At this point, we introduce the crude estimate[1] that $k=\frac{121-n}{n-1}$, so $R(n) = 0$ and \begin{align*}2S+2n &= (121-n)\left(2001-\frac{121-n}{n-1}\right)+2n = (120-(n-1))\left(2002-\frac{120}{n-1}\right)\end{align*} Expanding (ignoring the constants, as these do not affect which $n$ yields a maximum) and scaling, we wish to minimize the expression $5(n-1) + \frac{36}{n-1}$. By AM-GM, we have $5(n-1) + \frac{36}{n-1} \ge 2\sqrt{5(n-1) \cdot \frac{36}{n-1}}$, with equality coming when $5(n-1) = \frac{36}{n-1}$, so $n-1 \approx 3$. Substituting this result and some arithmetic gives an answer of $\boxed{947}$.

In less formal language, it quickly becomes clear after some trial and error that in our sample, there will be $n$ values equal to one and $n-1$ values each of $1000, 999, 998 \ldots$. It is fairly easy to find the maximum. Try $n=2$, which yields $924$, $n=3$, which yields $942$, $n=4$, which yields $947$, and $n=5$, which yields $944$. The maximum difference occurred at $n=4$, so the answer is $947$.

## Solution 2

With the same reasoning as Solution 1, in order to get largest possible value of D, we can construct that our set of numbers as $\underbrace{1,1,1...1,}_\text{n times}\underbrace{2,2,2...2,}_\text{n times}\underbrace{3,3,3...3,}_\text{n times}........\underbrace{1000,1000,1000....}_\text{n+1 times}$ And, we need to find the value of n that makes the sum as low as possible. And, we can create a formula to make it easier. It isn't hard to find the sum. The numbers which are not 1000, average to $\frac{120}{2n}$ or $\frac{60}{n}$, and there are $120-n$ of them. So, they sum to $\frac{60}{n}(120-n)$. And, the sum of the numbers that are 1000 is $1000(n+1)$ so, our total sum gets us $1000(n+1)+120/2n(120-n)$ We want to minimize it, since the mode will always be 1000. And, testing the values n = 1, n = 2, n = 3, n = 4, we get these results.

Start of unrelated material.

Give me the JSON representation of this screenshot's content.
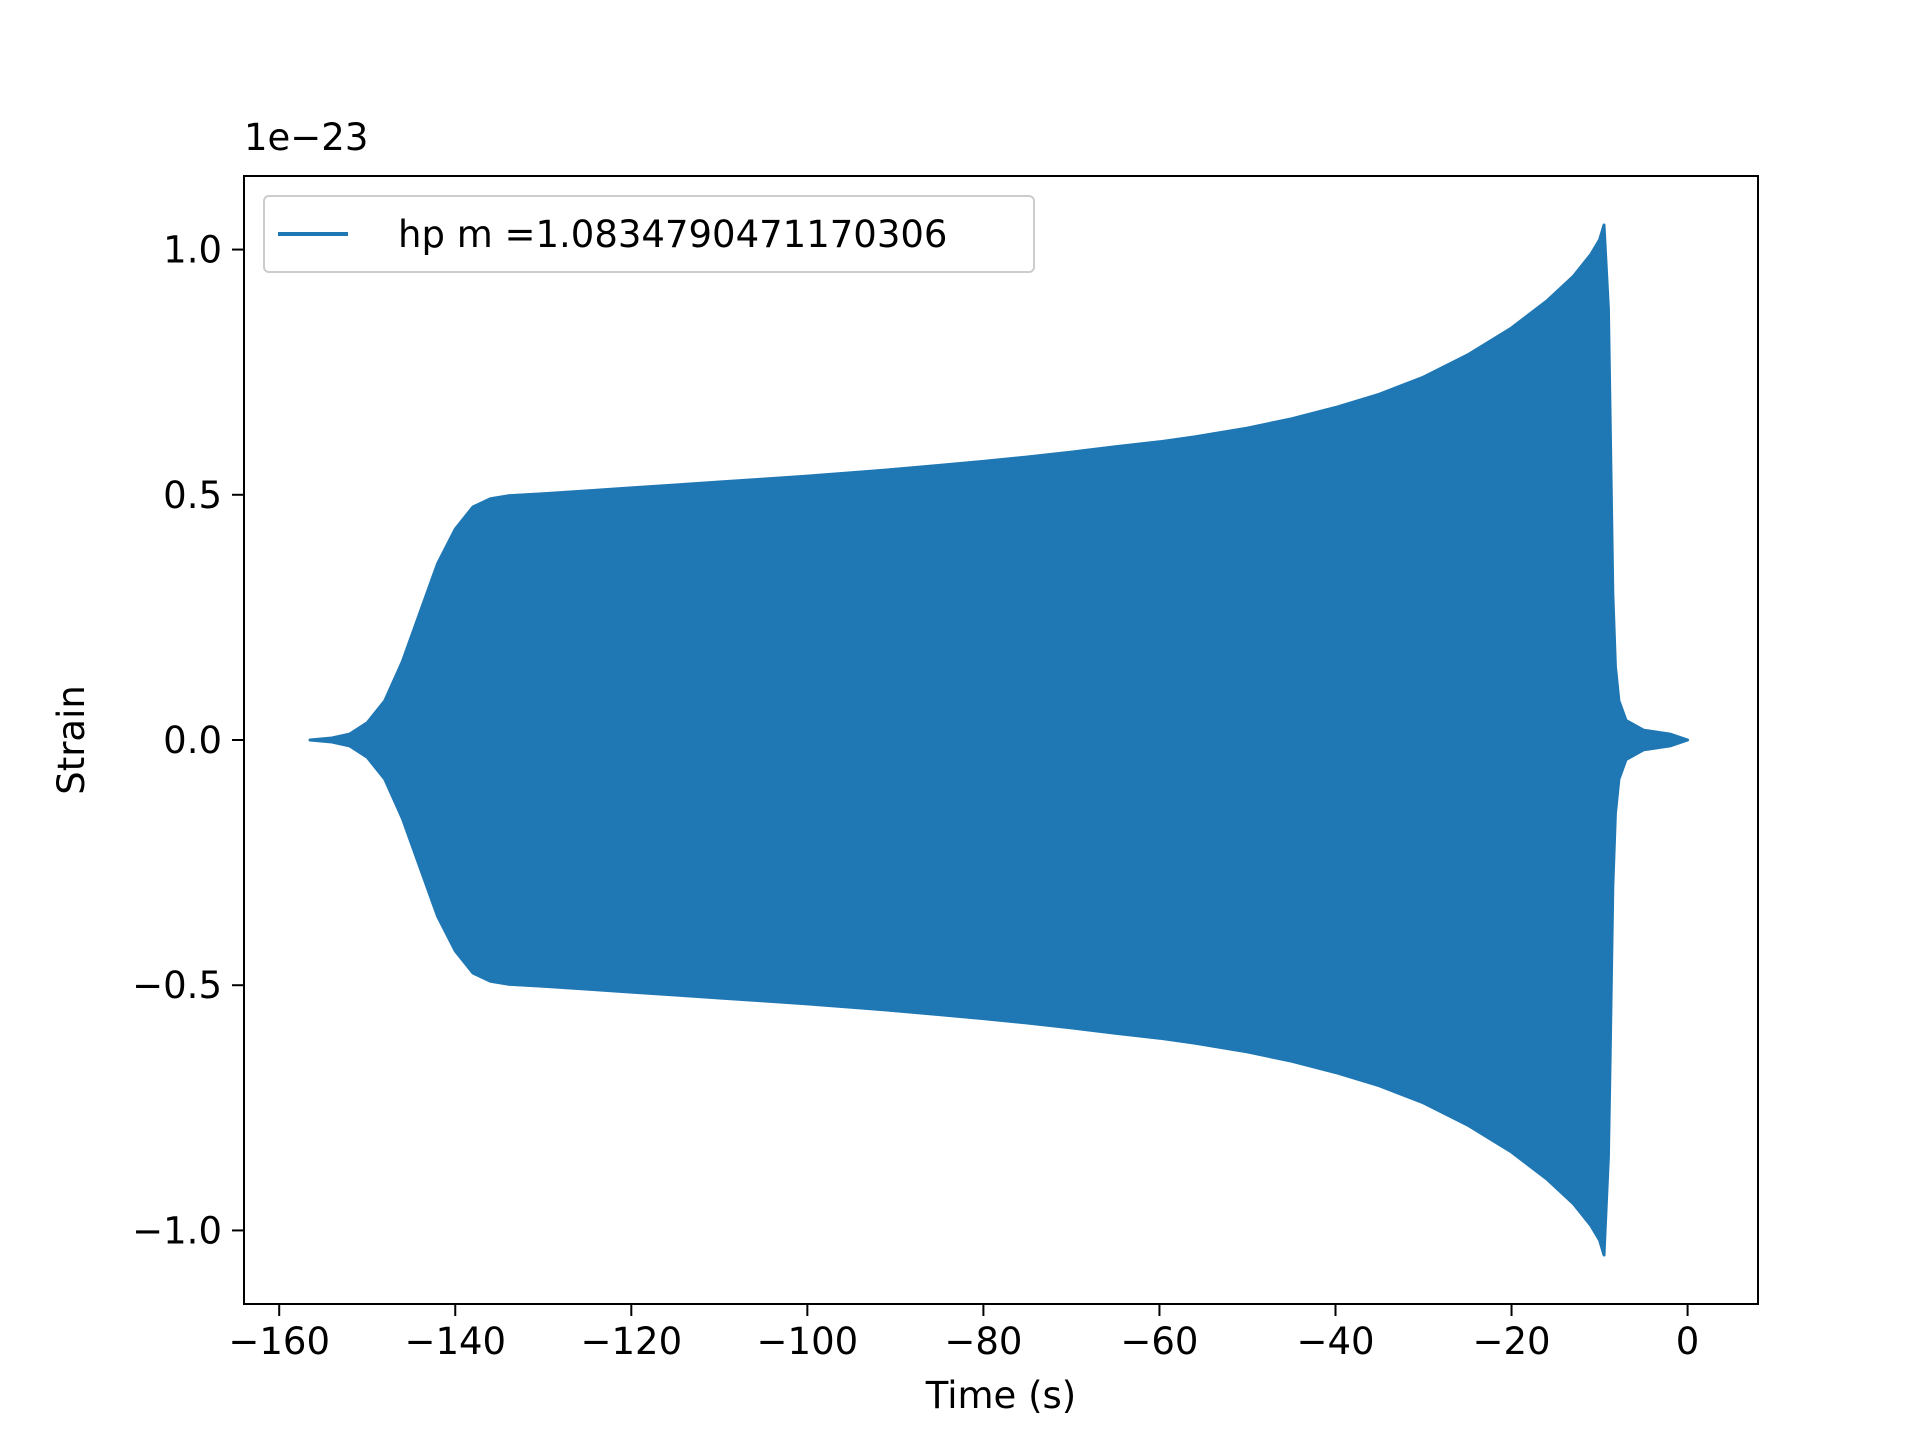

$n = 1: 2000+60*119 = 9140$

$n = 2: 3000+30*118 = 6540$

$n = 3: 4000+20*117 = 6340$

$n = 4: 5000+15*116 = 6740$

And, as n grows larger and larger from 4, the values will start increasing. Thus, the lowest possible sum is 6340. Dividing by 121, the lowest possible mean is 52.396...., and thus, the highest possible value of $D$ is 947.604, and the floor of that is $\boxed{947}$

- AlexLikeMath

## Notes

• ^ In fact, when $n = 2,3,4,5$ (which some simple testing shows that the maximum will occur around), it turns out that $\frac{121-n}{n-1}$ is an integer anyway, so indeed $k = \left\lfloor \frac{121-n}{n-1} \right\rfloor = \frac{121-n}{n-1}$.